The remarkable ability of a small Australian sea snail to produce a colourful purple compound to protect its eggs is proving even more remarkable for its potential in a new anti-cancer pharmaceutical.
Researchers at Flinders University, Southern Cross University and Monash University in Australia have isolated one compound in the gland secretions from the Australian white rock sea snail (Dicathais orbita) which has not only antibacterial and anti-inflammatory qualities, but powerful anti-cancer properties.
“After a decade of work, we have found an active compound derived from the substance produced by the mollusc’s gland which could be used as a preventative in bowel cancer,” says senior lead scientist Professor Catherine Abbott from Flinders University. “We’re very excited about these latest results and hope to attract investment from a pharma company to work on a new drug to reduce development of colorectal cancer tumours.”
Using the latest mass spectrometry technology, the research team has been able to pinpoint the lead active compound which, in future, could be put to good work.

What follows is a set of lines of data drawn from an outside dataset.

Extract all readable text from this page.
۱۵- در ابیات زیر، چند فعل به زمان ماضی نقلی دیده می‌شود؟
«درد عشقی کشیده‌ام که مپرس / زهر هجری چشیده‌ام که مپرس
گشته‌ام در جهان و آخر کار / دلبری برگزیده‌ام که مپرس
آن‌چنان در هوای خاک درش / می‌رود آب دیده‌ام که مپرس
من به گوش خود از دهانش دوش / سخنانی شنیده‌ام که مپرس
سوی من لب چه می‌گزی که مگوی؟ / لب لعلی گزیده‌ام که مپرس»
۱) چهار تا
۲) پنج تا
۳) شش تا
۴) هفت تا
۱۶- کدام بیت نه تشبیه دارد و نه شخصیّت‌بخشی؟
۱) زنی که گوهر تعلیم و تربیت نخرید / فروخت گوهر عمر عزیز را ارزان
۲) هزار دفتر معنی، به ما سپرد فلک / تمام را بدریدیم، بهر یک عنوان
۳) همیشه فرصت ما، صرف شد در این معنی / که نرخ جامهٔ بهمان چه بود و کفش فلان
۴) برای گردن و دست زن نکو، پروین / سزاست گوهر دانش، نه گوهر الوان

Colorectal cancer is the second leading cause of the 9.6 million cancer deaths every year, with the World Health Organization reporting 862,000 deaths in 2018.
Natural compounds from marine and terrestrial plants and animals are valuable sources of current and future medicines for human health, says Southern Cross University marine scientist Professor Kirsten Benkendorff, who is also researching the snail species’ anti-inflammatory properties.
“In this latest research we have not only shown that a specific snail compound can prevent the formation of tumours in a colon cancer model, but we were also able to use sophisticated technology to trace the metabolism of the compound inside the body,” says Professor Benkendorff. “This is very important for drug development because it helps demonstrate the absence of potentially toxic side-effects”.
Along with tracking the active compound inside the body to confirm it reaches the colon where it has the anti-tumour effect – which is important for oral drug delivery – the snail compound comes from a class of compounds called “indoles” which are commonly found in both natural plant medicines and some pharmaceuticals.
“We were able to use the fact that snail compounds contains bromine like a unique fingerprint to trace how these types of compounds are metabolised inside the body and identify some potentially toxic metabolites from the crude extracts that were not found with the pure snail compound,” Professor Benkendorff adds.
“This research is very important for understanding the safety of these types of natural compounds for human medicine.”
The new publication, Mapping insoluble indole metabolites in the gastrointestinal environment of a murine colorectal cancer model using desorption/ionisation on porous silicon imaging’ (2019) by DA Rudd, K Benkendorff, C Chahal, T Guinan, OJR Gustafsson, B Esmaeelian, H Krysinska, L Pogson, NH Voelcker and CA Abbott will be published in Scientific Reports (Springer Nature).